"Oh, Vincent, promise me, promise me, you won't do anything to Ted! It's all true about our engagement, but it was more my fault than his."

"I can't believe that, Audrey. I'm very far from blaming him. I've no doubt you treated him as you did me."

He sat down exhausted. Audrey, seeing the change of position, not the sudden collapse that prompted it, was in despair.

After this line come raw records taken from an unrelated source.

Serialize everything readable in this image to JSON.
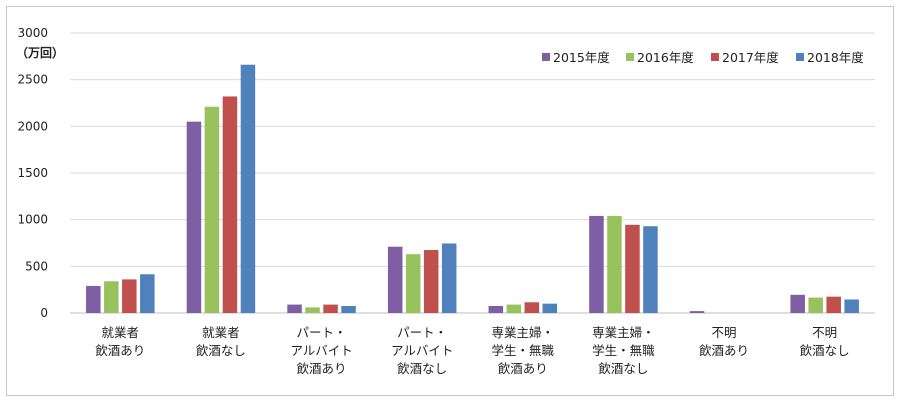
{
  "chart_data": {
    "type": "bar",
    "title": "",
    "unit_label": "（万回）",
    "ylim": [
      0,
      3000
    ],
    "yticks": [
      "0",
      "500",
      "1000",
      "1500",
      "2000",
      "2500",
      "3000"
    ],
    "grid": true,
    "legend_position": "top-right",
    "categories": [
      [
        "就業者",
        "飲酒あり"
      ],
      [
        "就業者",
        "飲酒なし"
      ],
      [
        "パート・",
        "アルバイト",
        "飲酒あり"
      ],
      [
        "パート・",
        "アルバイト",
        "飲酒なし"
      ],
      [
        "専業主婦・",
        "学生・無職",
        "飲酒あり"
      ],
      [
        "専業主婦・",
        "学生・無職",
        "飲酒なし"
      ],
      [
        "不明",
        "飲酒あり"
      ],
      [
        "不明",
        "飲酒なし"
      ]
    ],
    "series": [
      {
        "name": "2015年度",
        "color": "#7f5fa3",
        "values": [
          290,
          2050,
          90,
          710,
          75,
          1040,
          20,
          195
        ]
      },
      {
        "name": "2016年度",
        "color": "#97c25c",
        "values": [
          340,
          2210,
          60,
          630,
          90,
          1040,
          0,
          165
        ]
      },
      {
        "name": "2017年度",
        "color": "#c0504d",
        "values": [
          360,
          2320,
          90,
          675,
          115,
          945,
          0,
          175
        ]
      },
      {
        "name": "2018年度",
        "color": "#4f81bd",
        "values": [
          415,
          2660,
          75,
          745,
          100,
          930,
          0,
          145
        ]
      }
    ]
  }
}
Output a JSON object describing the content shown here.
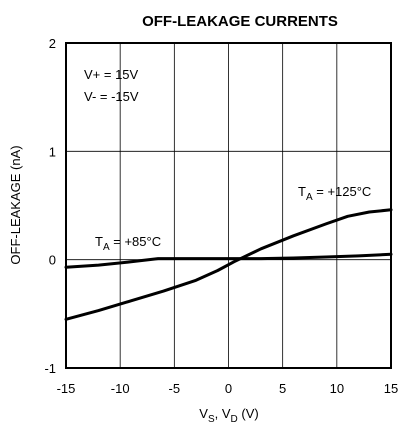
{
  "chart_data": {
    "type": "line",
    "title": "OFF-LEAKAGE CURRENTS",
    "xlabel": {
      "base1": "V",
      "sub1": "S",
      "sep": ", ",
      "base2": "V",
      "sub2": "D",
      "unit": " (V)"
    },
    "ylabel": "OFF-LEAKAGE (nA)",
    "xlim": [
      -15,
      15
    ],
    "ylim": [
      -1,
      2
    ],
    "xticks": [
      -15,
      -10,
      -5,
      0,
      5,
      10,
      15
    ],
    "yticks": [
      -1,
      0,
      1,
      2
    ],
    "grid": true,
    "annotations": {
      "supply_pos": "V+ = 15V",
      "supply_neg": "V- = -15V"
    },
    "series": [
      {
        "name": {
          "base": "T",
          "sub": "A",
          "rest": " = +85°C"
        },
        "x": [
          -15,
          -12,
          -9,
          -6.5,
          -3,
          0,
          3,
          6,
          9,
          12,
          15
        ],
        "y": [
          -0.07,
          -0.05,
          -0.02,
          0.01,
          0.01,
          0.01,
          0.01,
          0.015,
          0.025,
          0.035,
          0.05
        ]
      },
      {
        "name": {
          "base": "T",
          "sub": "A",
          "rest": " = +125°C"
        },
        "x": [
          -15,
          -12,
          -9,
          -6,
          -3,
          -1,
          0.5,
          3,
          6,
          9,
          11,
          13,
          15
        ],
        "y": [
          -0.55,
          -0.47,
          -0.38,
          -0.29,
          -0.19,
          -0.1,
          -0.02,
          0.1,
          0.22,
          0.33,
          0.4,
          0.44,
          0.46
        ]
      }
    ]
  }
}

"Won't you leave me alone now, Vincent? Haven't you said enough?"

"Not yet. Let me think a bit."

He leaned back and closed his eyes. He had so much to say, and now he had no words to say it with.

Audrey looked at the clock; it was half-past four. Would he begin again? She almost wished he would; it would be better than this silence—better than that frowning forehead, with the terrible accusing thoughts behind it. Would no one come? Would he never go?

Hardy had found words and was beginning to rouse himself, when in answer to her prayer the door was thrown open. Her deliverance had come in the shape of Langley Wyndham.

Hardy's eyes followed her. A moment before she had sat white and trembling, shrunk up into herself before the storm of his accusation; now, for that instant, her face became beautiful as he had never seen it before. There was something dramatic in her movement as she rose and went forward to meet Wyndham. There was no mistaking her manner and the tremor of her voice as she spoke to him. Hardy knew his rival before he saw him.

"My cousin Mr. Hardy; Mr. Langley Wyndham."